Towards a robust real time 3D reconstruction system for dynamic objects in static scenes

Kurzfassung

The surveillance of maritime infrastructures is an important part of maritime security. Especially harbours are highly active traffic zones with many different agents and infrastructures present. Surveillance of such areas therefore requires skilled operators, making fast security-related decisions. Situational awareness of these operators can be improved through the use of 3d reconstruction. It can be used as a tool to compress scene information and provide operators with more spatial and semantic detail about agents requiring less context switching. 3d reconstruction of static scenes has been an active area of research for several decades.

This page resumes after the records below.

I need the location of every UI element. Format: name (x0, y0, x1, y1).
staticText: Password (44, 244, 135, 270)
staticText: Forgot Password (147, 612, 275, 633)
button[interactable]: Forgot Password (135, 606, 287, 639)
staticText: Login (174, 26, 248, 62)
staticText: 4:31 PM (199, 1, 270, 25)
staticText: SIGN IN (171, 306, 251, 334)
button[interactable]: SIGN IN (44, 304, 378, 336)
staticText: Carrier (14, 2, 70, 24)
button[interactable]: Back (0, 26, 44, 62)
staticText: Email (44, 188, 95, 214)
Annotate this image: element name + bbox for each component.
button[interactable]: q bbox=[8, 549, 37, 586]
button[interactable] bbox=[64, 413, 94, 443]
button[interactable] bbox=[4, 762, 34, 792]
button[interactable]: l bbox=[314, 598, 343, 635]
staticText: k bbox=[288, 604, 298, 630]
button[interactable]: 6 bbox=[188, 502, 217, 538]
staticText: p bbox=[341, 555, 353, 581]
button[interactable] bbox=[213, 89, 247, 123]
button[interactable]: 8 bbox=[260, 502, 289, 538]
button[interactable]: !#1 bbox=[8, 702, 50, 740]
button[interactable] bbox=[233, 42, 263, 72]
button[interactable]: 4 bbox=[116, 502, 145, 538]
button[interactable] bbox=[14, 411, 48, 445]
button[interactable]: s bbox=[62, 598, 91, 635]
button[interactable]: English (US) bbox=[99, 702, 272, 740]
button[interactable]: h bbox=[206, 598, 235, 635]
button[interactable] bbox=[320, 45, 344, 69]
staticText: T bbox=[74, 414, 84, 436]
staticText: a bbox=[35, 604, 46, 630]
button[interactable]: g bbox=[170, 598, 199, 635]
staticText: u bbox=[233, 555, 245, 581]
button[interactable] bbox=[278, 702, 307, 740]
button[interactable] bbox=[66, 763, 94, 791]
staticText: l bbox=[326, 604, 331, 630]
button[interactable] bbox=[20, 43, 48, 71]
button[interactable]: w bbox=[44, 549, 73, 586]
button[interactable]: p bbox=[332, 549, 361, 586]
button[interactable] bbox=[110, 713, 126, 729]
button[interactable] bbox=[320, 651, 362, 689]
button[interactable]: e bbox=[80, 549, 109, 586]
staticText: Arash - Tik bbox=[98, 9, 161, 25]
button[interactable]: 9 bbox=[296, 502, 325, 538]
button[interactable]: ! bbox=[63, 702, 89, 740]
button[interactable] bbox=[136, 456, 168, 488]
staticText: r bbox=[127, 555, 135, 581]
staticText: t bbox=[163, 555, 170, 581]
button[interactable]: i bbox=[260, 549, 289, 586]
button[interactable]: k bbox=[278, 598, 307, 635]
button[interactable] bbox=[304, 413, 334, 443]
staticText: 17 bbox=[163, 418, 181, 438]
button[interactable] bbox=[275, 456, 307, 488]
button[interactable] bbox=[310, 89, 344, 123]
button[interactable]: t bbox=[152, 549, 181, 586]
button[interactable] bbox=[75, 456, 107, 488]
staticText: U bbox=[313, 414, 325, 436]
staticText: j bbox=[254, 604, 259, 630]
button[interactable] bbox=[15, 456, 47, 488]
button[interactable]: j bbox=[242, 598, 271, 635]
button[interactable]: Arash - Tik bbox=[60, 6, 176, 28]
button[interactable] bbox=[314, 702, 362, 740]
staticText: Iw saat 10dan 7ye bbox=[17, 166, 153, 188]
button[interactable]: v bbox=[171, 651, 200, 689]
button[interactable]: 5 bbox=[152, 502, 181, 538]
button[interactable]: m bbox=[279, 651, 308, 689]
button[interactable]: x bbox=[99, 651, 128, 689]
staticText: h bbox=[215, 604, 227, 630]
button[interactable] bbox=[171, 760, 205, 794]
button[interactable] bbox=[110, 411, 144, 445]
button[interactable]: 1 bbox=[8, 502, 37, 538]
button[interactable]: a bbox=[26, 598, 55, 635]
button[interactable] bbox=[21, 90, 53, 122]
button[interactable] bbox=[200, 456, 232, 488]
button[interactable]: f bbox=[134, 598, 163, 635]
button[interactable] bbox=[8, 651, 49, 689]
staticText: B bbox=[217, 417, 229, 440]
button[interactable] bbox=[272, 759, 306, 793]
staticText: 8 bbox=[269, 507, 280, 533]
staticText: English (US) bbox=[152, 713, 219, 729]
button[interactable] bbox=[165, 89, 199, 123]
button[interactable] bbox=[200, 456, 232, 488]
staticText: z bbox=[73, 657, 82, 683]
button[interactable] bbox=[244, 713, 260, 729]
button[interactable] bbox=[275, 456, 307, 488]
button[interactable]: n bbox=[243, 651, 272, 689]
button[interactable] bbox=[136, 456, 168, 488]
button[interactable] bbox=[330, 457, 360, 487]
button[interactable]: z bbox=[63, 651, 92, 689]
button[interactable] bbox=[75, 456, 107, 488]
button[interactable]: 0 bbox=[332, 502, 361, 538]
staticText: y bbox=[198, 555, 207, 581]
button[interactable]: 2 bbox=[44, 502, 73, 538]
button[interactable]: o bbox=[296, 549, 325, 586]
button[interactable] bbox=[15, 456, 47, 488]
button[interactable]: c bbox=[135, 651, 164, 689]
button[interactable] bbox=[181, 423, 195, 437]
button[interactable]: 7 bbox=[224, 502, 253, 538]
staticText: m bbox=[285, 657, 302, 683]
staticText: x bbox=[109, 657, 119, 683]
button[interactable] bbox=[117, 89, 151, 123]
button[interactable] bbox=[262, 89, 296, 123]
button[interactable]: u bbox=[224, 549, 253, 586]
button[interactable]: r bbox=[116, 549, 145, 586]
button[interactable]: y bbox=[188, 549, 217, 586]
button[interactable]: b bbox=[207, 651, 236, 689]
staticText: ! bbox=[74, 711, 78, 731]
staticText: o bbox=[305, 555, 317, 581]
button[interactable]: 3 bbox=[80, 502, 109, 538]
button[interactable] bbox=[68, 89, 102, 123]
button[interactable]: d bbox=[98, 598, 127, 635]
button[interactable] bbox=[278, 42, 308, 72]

Research on dynamic 3d reconstruction is still novel and mostly focused on autonomous navigation where a moving observer is present. In the context of surveillance, where the observer is static and scenes are dynamic, this work can not be readily applied. Furthermore, surveillance of maritime infrastructures often requires remote surveillance locations to cover large outdoor areas from an elevated point-of-view. To reduce system complexity and network bandwidth, 3d reconstruction can be performed using edge computing. However, research on dynamic 3d reconstruction for embedded systems is sparse. This work presents a prototype system that performs dynamic 3d reconstruction of dynamic agents in static scenes using an end-to-end parallel embedded architecture. The system is designed as a modular pipeline with different stages. First, static and dynamic image parts are segmented resulting in image masks for moving targets. Then, depth estimation is performed for the masked, dynamic targets. By removing the static image parts, traditional visual odometry techniques can be used to estimate target motion. This is due to the fact that the inverse ego-motion of the dynamic object can also be used to describe virtual camera around the object. Moving the virtual camera instead of assuming object motion, allows treating dynamic objects as static. Given these assumptions, the resulting color, depth and motion data can now be fused into a volumetric representation using truncated signed distance functions. The resulting reconstructed data can be sent over a network to perform real time rendering on client-side. Using real time 3d reconstructed data can improve situational awareness by aiding scene understanding and simplifying the decision-making context in complex maritime scenarios.